The reports look intimidating at first, but it is not that complicated. Download it (it is a pdf), search for your school name, and you will find tables like the one at the top of this post.
The numbers in the columns indicate the average percentage of questions school graduates got correct on the written exams. If the number is red, that means the school average is below the national average in that subject area.
So, for example, if I were a Central Georgia Technical College student (just choosing at random), I would feel a little more confident in Aircraft Covering (100%) than in Communication and Navigation systems (66.7%).
There you go, another tool in your test preparation toolbox!
A common problem we see here at AMT-Testing, is applicants who have gone through school, and then delay several years before testing. This is a big mistake!

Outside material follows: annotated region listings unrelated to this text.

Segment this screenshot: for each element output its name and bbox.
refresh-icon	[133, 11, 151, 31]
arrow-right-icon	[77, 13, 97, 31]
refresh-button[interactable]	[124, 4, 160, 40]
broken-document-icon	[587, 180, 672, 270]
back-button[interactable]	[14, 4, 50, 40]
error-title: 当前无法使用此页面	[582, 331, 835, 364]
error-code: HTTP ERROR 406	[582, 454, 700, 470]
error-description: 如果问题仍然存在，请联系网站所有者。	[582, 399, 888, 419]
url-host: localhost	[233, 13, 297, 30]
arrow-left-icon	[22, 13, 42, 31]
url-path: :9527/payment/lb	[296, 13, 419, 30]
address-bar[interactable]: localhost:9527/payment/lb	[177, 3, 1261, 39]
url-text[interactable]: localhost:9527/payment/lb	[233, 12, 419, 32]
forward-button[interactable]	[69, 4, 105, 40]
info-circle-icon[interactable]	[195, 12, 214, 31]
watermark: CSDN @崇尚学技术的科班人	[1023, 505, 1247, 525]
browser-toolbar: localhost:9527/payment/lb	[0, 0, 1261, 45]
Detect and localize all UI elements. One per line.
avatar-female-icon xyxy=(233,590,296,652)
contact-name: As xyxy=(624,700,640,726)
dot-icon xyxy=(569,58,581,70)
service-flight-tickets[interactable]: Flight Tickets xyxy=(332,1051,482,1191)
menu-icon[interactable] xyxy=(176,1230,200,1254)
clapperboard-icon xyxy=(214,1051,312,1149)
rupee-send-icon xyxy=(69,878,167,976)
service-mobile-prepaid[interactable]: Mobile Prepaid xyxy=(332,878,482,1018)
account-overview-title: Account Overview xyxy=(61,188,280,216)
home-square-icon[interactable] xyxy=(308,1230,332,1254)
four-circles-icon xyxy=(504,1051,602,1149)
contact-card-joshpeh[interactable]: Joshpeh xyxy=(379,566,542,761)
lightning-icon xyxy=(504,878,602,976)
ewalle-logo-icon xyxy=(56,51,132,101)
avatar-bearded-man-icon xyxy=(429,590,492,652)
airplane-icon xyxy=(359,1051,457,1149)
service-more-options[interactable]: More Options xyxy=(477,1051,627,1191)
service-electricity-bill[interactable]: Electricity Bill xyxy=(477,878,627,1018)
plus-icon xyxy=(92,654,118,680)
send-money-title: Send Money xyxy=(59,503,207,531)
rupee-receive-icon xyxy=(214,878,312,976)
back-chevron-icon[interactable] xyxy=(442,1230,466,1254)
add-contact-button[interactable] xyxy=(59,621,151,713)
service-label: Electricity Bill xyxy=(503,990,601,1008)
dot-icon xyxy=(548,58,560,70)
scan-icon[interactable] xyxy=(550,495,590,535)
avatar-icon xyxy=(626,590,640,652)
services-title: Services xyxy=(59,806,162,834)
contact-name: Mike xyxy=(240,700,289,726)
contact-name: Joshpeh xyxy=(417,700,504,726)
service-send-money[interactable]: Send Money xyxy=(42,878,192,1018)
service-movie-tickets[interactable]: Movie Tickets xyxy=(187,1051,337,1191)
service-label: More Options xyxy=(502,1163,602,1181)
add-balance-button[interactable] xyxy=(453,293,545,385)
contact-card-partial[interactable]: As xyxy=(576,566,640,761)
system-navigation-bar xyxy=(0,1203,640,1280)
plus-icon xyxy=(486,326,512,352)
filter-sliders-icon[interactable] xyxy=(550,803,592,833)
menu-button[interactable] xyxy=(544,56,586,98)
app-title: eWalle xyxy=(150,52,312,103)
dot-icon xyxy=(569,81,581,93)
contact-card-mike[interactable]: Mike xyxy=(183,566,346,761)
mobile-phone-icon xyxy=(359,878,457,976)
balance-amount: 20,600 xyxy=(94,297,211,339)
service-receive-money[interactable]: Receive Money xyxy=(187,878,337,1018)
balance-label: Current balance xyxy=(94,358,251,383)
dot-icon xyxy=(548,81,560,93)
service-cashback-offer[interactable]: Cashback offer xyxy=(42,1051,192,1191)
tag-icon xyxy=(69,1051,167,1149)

The reality is that a person’s knowledge will not improve over time without concerted effort. And, frankly, life just gets busy … too busy to spend the time necessary.
So, graduates who think they will take a couple of months to get “better prepared” usually take a lot longer than they think, and generally end up less prepared, rather than more.
Some, realizing that they are never going to pull it together by themselves after too much time has passed, choose to go to a “Test Prep” course. Sure, that may help, but is paying someone to teach you what you already once learned the best use of your money?
The solution to this is twofold:
First, learn as much as you can in school, don’t waste your time and money! Show up, on time, every day. Give it your best on all projects and tests. Use the school’s resources (instructors, equipment, tools, etc.) as much as you can.
After graduation (or even before), hit the books for a maximum of a week or two. Then do the writtens, and go for the O&P as soon as you practically can.
Your chances for success will be greatly improved if you do these things!